Pediatric pre-B cell acute lymphoblastic leukemia (B-ALL) is the most common childhood cancer. With current therapies, long-term survivorship reaches nearly 90%. However, despite these advances in therapy, nearly 20% of patients will relapse. In addition, survivors are at higher risk for other medical problems in the future, as a result of the years of intensive chemotherapy needed to effectively treat B-ALL. These issues underscore the need to develop better and more targeted therapies for B-ALL. Blinatumomab is an antibody that targets two types of cells simultaneously – B-ALL leukemia cells and normal T-cells. By bringing T-cells in proximity to B-ALL cells, T-cells are able to activate pathways to result in killing of the leukemia cells. This occurs without significant toxicity to other cells in the body. In order for blinatumomab to be effective, the B-ALL cells must express a protein called CD19 on their cells. In addition, there has to be a sufficient quantity of T-cells, which express the protein CD3. However, even when these criteria are met, some patients have no response to blinatumomab at all. We hypothesize that there are differences in other cells in the bone marrow of responders and nonresponders that lead to this difference.

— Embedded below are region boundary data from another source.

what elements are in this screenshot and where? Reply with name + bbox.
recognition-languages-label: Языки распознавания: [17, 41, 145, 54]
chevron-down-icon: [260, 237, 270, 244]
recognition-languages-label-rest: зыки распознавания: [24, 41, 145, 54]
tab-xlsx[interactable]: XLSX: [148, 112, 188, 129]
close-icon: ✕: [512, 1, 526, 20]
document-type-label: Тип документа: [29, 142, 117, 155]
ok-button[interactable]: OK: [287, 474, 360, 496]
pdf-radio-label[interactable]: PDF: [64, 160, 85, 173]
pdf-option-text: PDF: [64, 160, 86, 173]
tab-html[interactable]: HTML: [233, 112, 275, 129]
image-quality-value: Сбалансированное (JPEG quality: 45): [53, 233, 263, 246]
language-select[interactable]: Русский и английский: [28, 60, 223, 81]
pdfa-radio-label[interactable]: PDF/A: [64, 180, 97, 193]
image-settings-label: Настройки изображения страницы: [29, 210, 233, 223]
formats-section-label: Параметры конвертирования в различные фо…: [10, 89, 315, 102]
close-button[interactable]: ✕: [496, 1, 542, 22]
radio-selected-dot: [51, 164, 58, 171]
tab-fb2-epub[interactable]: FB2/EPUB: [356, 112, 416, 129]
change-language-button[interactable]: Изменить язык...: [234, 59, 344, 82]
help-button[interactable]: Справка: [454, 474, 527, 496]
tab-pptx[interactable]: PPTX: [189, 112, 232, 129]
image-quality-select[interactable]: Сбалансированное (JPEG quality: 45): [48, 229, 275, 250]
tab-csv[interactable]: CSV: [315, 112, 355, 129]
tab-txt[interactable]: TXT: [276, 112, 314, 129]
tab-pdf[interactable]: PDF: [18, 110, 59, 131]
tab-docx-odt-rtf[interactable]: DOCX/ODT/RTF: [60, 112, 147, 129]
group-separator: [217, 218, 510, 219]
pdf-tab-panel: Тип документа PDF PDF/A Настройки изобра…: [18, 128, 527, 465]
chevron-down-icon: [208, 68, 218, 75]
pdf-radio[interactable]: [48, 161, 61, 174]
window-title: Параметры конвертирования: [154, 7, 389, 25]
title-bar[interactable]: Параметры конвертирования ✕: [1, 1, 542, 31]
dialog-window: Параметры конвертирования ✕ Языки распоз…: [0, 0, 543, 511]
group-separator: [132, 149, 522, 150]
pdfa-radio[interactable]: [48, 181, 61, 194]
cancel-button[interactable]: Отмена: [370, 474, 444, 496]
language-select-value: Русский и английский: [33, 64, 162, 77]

I am the principal investigator for a current study run through the Children’s Oncology Group (COG) for children and young adults with relapsed B-ALL. In this study, patients are randomized to receive either blinatumomab or standard chemotherapy. Prior to this randomization, bone marrow is collected from all patients. For patients who receive blinatumomab, blood samples are collected at various times prior to and during the blinatumomab infusion. All of these samples from across the world are sent to my laboratory, where they undergo processing prior to freezing. We have samples from nearly 500 patients, approximately half of whom go on to receive blinatumomab. This provides us with a robust number of patient samples with which we can test our hypothesis and perform the necessary experiments for validation as well. We also have the knowledge of 1) which patients received blinatumomab and 2) which patients are classified as responders versus nonresponders after blinatumomab exposure. We will investigate the bone marrow of known blinatumomab responders and nonresponders to see if there are any changes in the types of cells that are present. We will also test the peripheral blood that was collected during blinatumomab treatment to see if there are differences in the proteins that are found in blood when we compare responders and nonresponders.
We expect that this will allow us to identify patients who are likely to respond to blinatumomab therapy, thereby personalizing therapy for B-ALL patients. Patients who are predicted to respond to blinatumomab may be able to avoid significant toxicity from exposure to chemotherapy.